Folk Wisdom

| 13 Aug 2014 | 02:55

    Slow liquid is the metaphor with which to understand the guitar of Kevin Barker on You & Me, his solo debut. Not just the gurgling country brook, but also hard lemonade, a hot toddy, Irish coffee, simple syrup, molasses and of course, honey; his licks are sweet, simple and pleasing, so restrained that they sound reluctant to leave his guitar but when they finally descend, you marvel at the shimmering golden coils, piling up for an instant before dissipating.

    His press release pimps his work with pillars of the ‘freak folk’ scene like Devendra Banhart, Joanna Newsom and even the mother of them all, Vashti Bunyan, and this record gives ample evidence why he’s a sideman of choice as his notes winnow out their space without treading on the vocals or overloading the song. But don’t let the company he keeps pigeonhole this record: it’s very much a stripped down country rock album in the tradition of under sung songwriter JJ Cale’s Naturally. The arrangement on the title track restricts itself to guitar, bass, drums, piano and two voices and manages to sound both creamy and spare at once. The bass sleeps on some fills, the drums slurp out of the pocket at times… There is not some over caffeinated engineer frantically nudging the beats onto a grid on some monolithic, pixel-greedy monitor. The fingerstyle guitar is distinctly unweird while deftly dodging the country tropes abused by other Brooklyn 70s revivalists. Barker’s voice is clear but warm and open as if he were actually relaxed and not just anxiously cultivating a relaxed vibe.
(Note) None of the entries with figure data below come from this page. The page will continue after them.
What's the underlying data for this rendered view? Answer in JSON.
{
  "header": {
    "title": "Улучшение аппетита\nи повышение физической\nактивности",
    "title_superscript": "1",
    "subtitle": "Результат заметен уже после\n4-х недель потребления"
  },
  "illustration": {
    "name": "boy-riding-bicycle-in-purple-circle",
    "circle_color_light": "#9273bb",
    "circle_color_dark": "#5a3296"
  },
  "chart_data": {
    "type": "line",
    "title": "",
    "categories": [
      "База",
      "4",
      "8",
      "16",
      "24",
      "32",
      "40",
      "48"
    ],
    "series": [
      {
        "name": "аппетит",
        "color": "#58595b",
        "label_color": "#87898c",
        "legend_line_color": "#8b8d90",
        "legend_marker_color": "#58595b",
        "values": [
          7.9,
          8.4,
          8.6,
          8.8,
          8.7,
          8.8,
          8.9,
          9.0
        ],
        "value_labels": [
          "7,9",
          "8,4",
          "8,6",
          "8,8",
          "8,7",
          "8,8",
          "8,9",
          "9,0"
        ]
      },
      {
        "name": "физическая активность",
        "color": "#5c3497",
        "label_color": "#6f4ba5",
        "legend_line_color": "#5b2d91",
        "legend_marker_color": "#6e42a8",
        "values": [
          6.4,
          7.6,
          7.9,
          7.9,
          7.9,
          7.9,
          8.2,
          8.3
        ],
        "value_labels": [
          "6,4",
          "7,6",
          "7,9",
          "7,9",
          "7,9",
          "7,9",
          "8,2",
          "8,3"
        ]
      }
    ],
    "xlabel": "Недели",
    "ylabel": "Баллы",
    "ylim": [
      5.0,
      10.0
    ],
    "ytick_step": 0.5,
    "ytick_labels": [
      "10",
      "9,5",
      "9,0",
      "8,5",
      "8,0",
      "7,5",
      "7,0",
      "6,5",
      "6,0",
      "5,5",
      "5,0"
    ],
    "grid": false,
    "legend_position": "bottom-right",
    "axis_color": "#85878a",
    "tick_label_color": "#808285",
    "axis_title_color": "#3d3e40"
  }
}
This outing elicits comparisons to great songwriting guitarists from Nick Drake to Lovin’ Spoonful’s John Sebastian to, yeah, even quieter Jimi Hendrix.

    I caught him play during the depths of the blizzard of 2009, a show at The Stone that fell victim to winter’s stylishly late and nearly show-stopping entrance. It was the right venue, from The Stone’s almost unmarked entrance to the black paint already peeling from the worn wooden floor like the finish from the hip of a road-worn guitar. There was no band and his rig was no-frills, verging on ascetic—a newish Fender Deluxe Reverb amp, a three pickup Telecaster and the same white stompbox tuner slowly corroding in a damp rehearsal space. No rhinestone bedazzled Nudie suit, he wore jeans and heavy winter boots and, in a halting conversation with the event’s curator, decided aloud that the noisy radiator should be left on as a concession to comfort. Despite the strength of the record, I confess to worrying that it was going to suck. Of course, he was even more rhythmically confident and assured solo, speaking directly to the tempo without having a drummer act as a translator. He’s nailed not just narrative melodic lines but also the subtler moves like Sterling Morrison’s burbling stutter on The Velvet Underground’s "Pale Blue Eyes." I did miss the band’s fluid roll-and-tumble, the drums bouncing like Neil Young’s "Out On The Weekend" but only because I’d heard the record: Barker’s guitar easily carried the songs, the show and the night.

    You & Me delivers such immediate and lasting pleasure that it seems in bad faith to subject the songs to a lengthy literary analysis but, well, it’s a hard world and when your album photos make you look like both an Amish farmer and a ’70s session player, it inspires investigation. The lyrics don’t reach much higher than a certain homey introspection and there’s never any sign of instability, which means there’s not a whole lot at stake. Inspiring as the natural world is, Barker’s lyric sheet has more summer wheat/ spring green/ ocean/ sand than a Land’s End catalog. And what’s this, a song featuring “wide eyes,” that hateful word “childlike” and lutes? For shame.

    Still, when so many songwriters sound noosed and waiting for the block of ice to melt, Barker gets big points for honesty when he sings “Life has never been so very hard to me/ life has never been like a blues song/ People move in and out like freighter ships/ and fall in love again before very long.” He’s describing a normal, unspecial life, and as such, one open to moments of swooning beauty and great possibility.